Novice seamstresses create hats for the homelessFamily and consumer education teacher Deb Gangnon is enjoying the kind of payback teachers love — seeing students not only learn but use what they’ve learned to help others.
By: Meg Heaton, Hudson Star-Observer
Family and consumer education teacher Deb Gangnon is enjoying the kind of payback teachers love — seeing students not only learn but use what they’ve learned to help others.
Hudson Middle School eighth-graders Clara Malanaphy and Sophie Tuchel have done just that. The best friends took Gangnon’s “Techno-Sewing” class as an elective. Neither girl had ever sewn before and wasn’t sure they would like it but they enjoyed learning how to make the fleece hat Gangnon chose as a project. They decided to make hats as Christmas presents for family and that’s when they hit on the idea to expand their gift-giving this season. They would make hats for homeless children who needed them.
First up were the materials. Malanaphy holds an annual birthday party where friends sleep outdoors in cardboard boxes to get a feel for what being homeless is like. Instead of gifts for her, she asks her guests to donate whatever they would spend on a present and she pays it forward. This year she and Tuchel decided to take the $150 from the party and buy supplies for some 70 hats. They got the pattern from Gangnon. In fact, they got more than one as they wore them out. As they gained experience they customized the original design.
The girls say they can make four hats in two hours using a sort of production line. “It goes pretty fast if you stay focused but that doesn’t always happen. We can get a little crazy sometimes,” said Tuchel.
“It was great spending so much time together. And helping someone out is kind a gift in itself.”

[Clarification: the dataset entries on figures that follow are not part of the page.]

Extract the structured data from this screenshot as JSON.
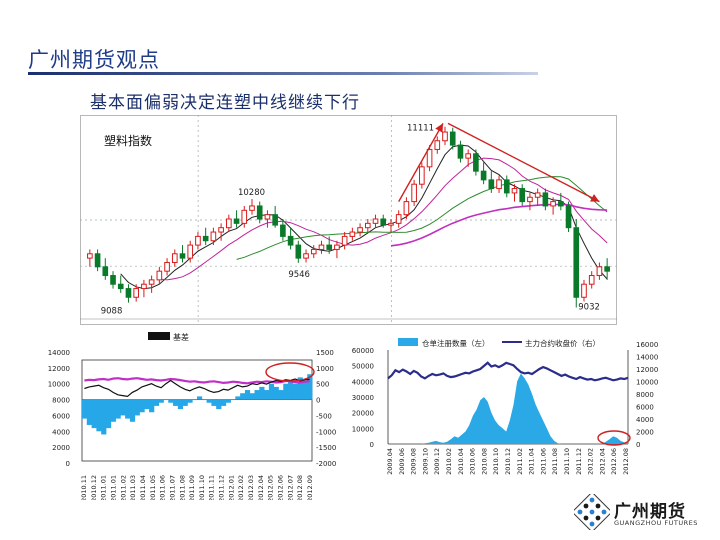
{
  "page": {
    "title": "广州期货观点",
    "subtitle": "基本面偏弱决定连塑中线继续下行"
  },
  "logo": {
    "cn": "广州期货",
    "en": "GUANGZHOU FUTURES"
  },
  "colors": {
    "up": "#d81c1c",
    "down": "#0a7a2a",
    "ma5": "#222222",
    "ma10": "#c0249a",
    "ma20": "#2e8b2e",
    "ma60": "#c030c0",
    "basis_bar": "#26a8e8",
    "basis_line": "#111111",
    "spot": "#c030c8",
    "futures": "#111111",
    "warrant": "#2aa9e6",
    "price": "#2b2d8c",
    "annotation": "#d12020"
  },
  "chart_data": [
    {
      "type": "candlestick",
      "title": "塑料指数",
      "annotations": [
        "11111",
        "10280",
        "9546",
        "9088",
        "9032"
      ],
      "trend_arrows": [
        "up",
        "down"
      ],
      "candles": [
        [
          9600,
          9700,
          9500,
          9650
        ],
        [
          9650,
          9700,
          9450,
          9500
        ],
        [
          9500,
          9600,
          9350,
          9400
        ],
        [
          9400,
          9450,
          9250,
          9300
        ],
        [
          9300,
          9400,
          9200,
          9250
        ],
        [
          9250,
          9300,
          9088,
          9150
        ],
        [
          9150,
          9300,
          9100,
          9250
        ],
        [
          9250,
          9350,
          9150,
          9300
        ],
        [
          9300,
          9400,
          9200,
          9350
        ],
        [
          9350,
          9500,
          9300,
          9450
        ],
        [
          9450,
          9600,
          9400,
          9550
        ],
        [
          9550,
          9700,
          9500,
          9650
        ],
        [
          9650,
          9750,
          9550,
          9600
        ],
        [
          9600,
          9800,
          9550,
          9750
        ],
        [
          9750,
          9900,
          9700,
          9850
        ],
        [
          9850,
          9950,
          9750,
          9800
        ],
        [
          9800,
          9950,
          9750,
          9900
        ],
        [
          9900,
          10000,
          9800,
          9950
        ],
        [
          9950,
          10100,
          9900,
          10050
        ],
        [
          10050,
          10150,
          9950,
          10000
        ],
        [
          10000,
          10200,
          9950,
          10150
        ],
        [
          10150,
          10280,
          10100,
          10200
        ],
        [
          10200,
          10250,
          10000,
          10050
        ],
        [
          10050,
          10150,
          9950,
          10100
        ],
        [
          10100,
          10200,
          9950,
          9980
        ],
        [
          9980,
          10050,
          9800,
          9850
        ],
        [
          9850,
          9950,
          9700,
          9750
        ],
        [
          9750,
          9800,
          9546,
          9600
        ],
        [
          9600,
          9700,
          9550,
          9650
        ],
        [
          9650,
          9750,
          9600,
          9700
        ],
        [
          9700,
          9800,
          9650,
          9750
        ],
        [
          9750,
          9850,
          9650,
          9700
        ],
        [
          9700,
          9800,
          9600,
          9750
        ],
        [
          9750,
          9900,
          9700,
          9850
        ],
        [
          9850,
          9950,
          9800,
          9900
        ],
        [
          9900,
          10000,
          9850,
          9950
        ],
        [
          9950,
          10050,
          9900,
          10000
        ],
        [
          10000,
          10100,
          9950,
          10050
        ],
        [
          10050,
          10100,
          9950,
          9980
        ],
        [
          9980,
          10050,
          9900,
          10000
        ],
        [
          10000,
          10150,
          9950,
          10100
        ],
        [
          10100,
          10300,
          10050,
          10250
        ],
        [
          10250,
          10500,
          10200,
          10450
        ],
        [
          10450,
          10700,
          10400,
          10650
        ],
        [
          10650,
          10900,
          10600,
          10850
        ],
        [
          10850,
          11000,
          10800,
          10950
        ],
        [
          10950,
          11111,
          10900,
          11050
        ],
        [
          11050,
          11100,
          10850,
          10900
        ],
        [
          10900,
          10950,
          10700,
          10750
        ],
        [
          10750,
          10850,
          10650,
          10800
        ],
        [
          10800,
          10850,
          10550,
          10600
        ],
        [
          10600,
          10700,
          10450,
          10500
        ],
        [
          10500,
          10600,
          10350,
          10400
        ],
        [
          10400,
          10550,
          10350,
          10500
        ],
        [
          10500,
          10550,
          10300,
          10350
        ],
        [
          10350,
          10450,
          10250,
          10400
        ],
        [
          10400,
          10450,
          10200,
          10250
        ],
        [
          10250,
          10350,
          10150,
          10300
        ],
        [
          10300,
          10400,
          10200,
          10350
        ],
        [
          10350,
          10400,
          10150,
          10200
        ],
        [
          10200,
          10300,
          10100,
          10250
        ],
        [
          10250,
          10350,
          10150,
          10200
        ],
        [
          10200,
          10250,
          9900,
          9950
        ],
        [
          9950,
          10050,
          9032,
          9150
        ],
        [
          9150,
          9350,
          9100,
          9300
        ],
        [
          9300,
          9450,
          9250,
          9400
        ],
        [
          9400,
          9550,
          9350,
          9500
        ],
        [
          9500,
          9600,
          9350,
          9450
        ]
      ]
    },
    {
      "type": "bar+line",
      "legend": [
        "基差"
      ],
      "y_left_ticks": [
        "14000",
        "12000",
        "10000",
        "8000",
        "6000",
        "4000",
        "2000",
        "0"
      ],
      "y_right_ticks": [
        "1500",
        "1000",
        "500",
        "0",
        "-500",
        "-1000",
        "-1500",
        "-2000"
      ],
      "x_ticks": [
        "2010.11",
        "2010.12",
        "2011.01",
        "2011.01",
        "2011.02",
        "2011.03",
        "2011.04",
        "2011.05",
        "2011.06",
        "2011.07",
        "2011.08",
        "2011.09",
        "2011.10",
        "2011.11",
        "2011.12",
        "2012.01",
        "2012.02",
        "2012.03",
        "2012.04",
        "2012.05",
        "2012.06",
        "2012.07",
        "2012.08",
        "2012.09"
      ],
      "basis": [
        -600,
        -800,
        -900,
        -1000,
        -1100,
        -900,
        -700,
        -600,
        -500,
        -600,
        -700,
        -500,
        -400,
        -300,
        -400,
        -200,
        -100,
        0,
        -100,
        -200,
        -300,
        -200,
        -100,
        0,
        100,
        0,
        -100,
        -200,
        -300,
        -200,
        -100,
        0,
        100,
        200,
        300,
        200,
        300,
        400,
        300,
        500,
        400,
        300,
        500,
        600,
        500,
        700,
        600,
        800
      ],
      "spot": [
        10400,
        10500,
        10450,
        10550,
        10600,
        10500,
        10650,
        10700,
        10600,
        10550,
        10650,
        10700,
        10600,
        10500,
        10550,
        10450,
        10400,
        10500,
        10600,
        10550,
        10450,
        10350,
        10250,
        10300,
        10200,
        10150,
        10250,
        10300,
        10200,
        10100,
        10150,
        10250,
        10200,
        10100,
        10050,
        10150,
        10250,
        10200,
        10300,
        10250,
        10150,
        10200,
        10350,
        10300,
        10200,
        10150,
        10250,
        10300
      ],
      "futures": [
        9400,
        9600,
        9700,
        9800,
        9500,
        9300,
        8900,
        8600,
        8500,
        8400,
        8900,
        9200,
        9600,
        9800,
        10000,
        9700,
        9500,
        10000,
        10400,
        10000,
        9600,
        9300,
        9100,
        9400,
        9600,
        9400,
        9100,
        8900,
        9000,
        9300,
        9200,
        9500,
        9800,
        9600,
        9700,
        10000,
        9900,
        10100,
        9950,
        10200,
        10400,
        10300,
        10500,
        10400,
        10600,
        10350,
        10500,
        10550
      ]
    },
    {
      "type": "area+line",
      "legend": [
        "仓单注册数量（左）",
        "主力合约收盘价（右）"
      ],
      "y_left_ticks": [
        "60000",
        "50000",
        "40000",
        "30000",
        "20000",
        "10000",
        "0"
      ],
      "y_right_ticks": [
        "16000",
        "14000",
        "12000",
        "10000",
        "8000",
        "6000",
        "4000",
        "2000",
        "0"
      ],
      "x_ticks": [
        "2009.04",
        "2009.06",
        "2009.08",
        "2009.10",
        "2009.12",
        "2010.02",
        "2010.04",
        "2010.06",
        "2010.08",
        "2010.10",
        "2010.12",
        "2011.02",
        "2011.04",
        "2011.06",
        "2011.08",
        "2011.10",
        "2011.12",
        "2012.02",
        "2012.04",
        "2012.06",
        "2012.08"
      ],
      "warrants": [
        0,
        0,
        0,
        0,
        0,
        0,
        0,
        0,
        0,
        0,
        500,
        800,
        1500,
        2000,
        1200,
        800,
        1500,
        3000,
        5000,
        4000,
        6000,
        8000,
        12000,
        18000,
        22000,
        28000,
        30000,
        27000,
        20000,
        15000,
        12000,
        10000,
        8000,
        15000,
        25000,
        40000,
        45000,
        42000,
        38000,
        32000,
        25000,
        20000,
        15000,
        10000,
        5000,
        2000,
        500,
        0,
        0,
        0,
        0,
        0,
        0,
        0,
        0,
        0,
        0,
        0,
        0,
        1500,
        3000,
        5000,
        4000,
        2000,
        1000,
        300
      ],
      "price": [
        10500,
        11000,
        11800,
        11500,
        11900,
        11600,
        11200,
        11700,
        11400,
        10800,
        10500,
        10900,
        11200,
        11000,
        11100,
        11300,
        10900,
        10700,
        10800,
        11000,
        11200,
        11400,
        11300,
        11600,
        11800,
        12000,
        12500,
        13000,
        12400,
        12600,
        12300,
        12600,
        13000,
        12800,
        12600,
        12000,
        11500,
        11300,
        11400,
        11200,
        11600,
        12000,
        12300,
        12100,
        11800,
        11500,
        11200,
        10900,
        11100,
        10800,
        10600,
        10400,
        10700,
        10500,
        10300,
        10400,
        10200,
        10300,
        10500,
        10600,
        10400,
        10200,
        10300,
        10500,
        10400,
        10600
      ]
    }
  ]
}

The hats will go to People Serving People in the Twin Cities. The girls report that they were very excited to hear about their donation, especially since the gifts were “useful and warm.”
Gangnon said she was excited to learn of the girls’ plan. She believes skills like sewing can have lifelong benefits for students. “It is great to be able to make things you can use but it is also a great stress reliever and a creative outlet. It is wonderful to see these two so motivated. I’m very proud of them,” said Gangnon.
Malanaphy’s mother, Liz, believes the girls’ initiative is a sign of good things in Hudson schools.
“In this day of budget cuts and questions that arise about curriculum at school, this is a great example of why something outside of the ordinary limits of reading, writing and arithmetic, can be very empowering for kids.”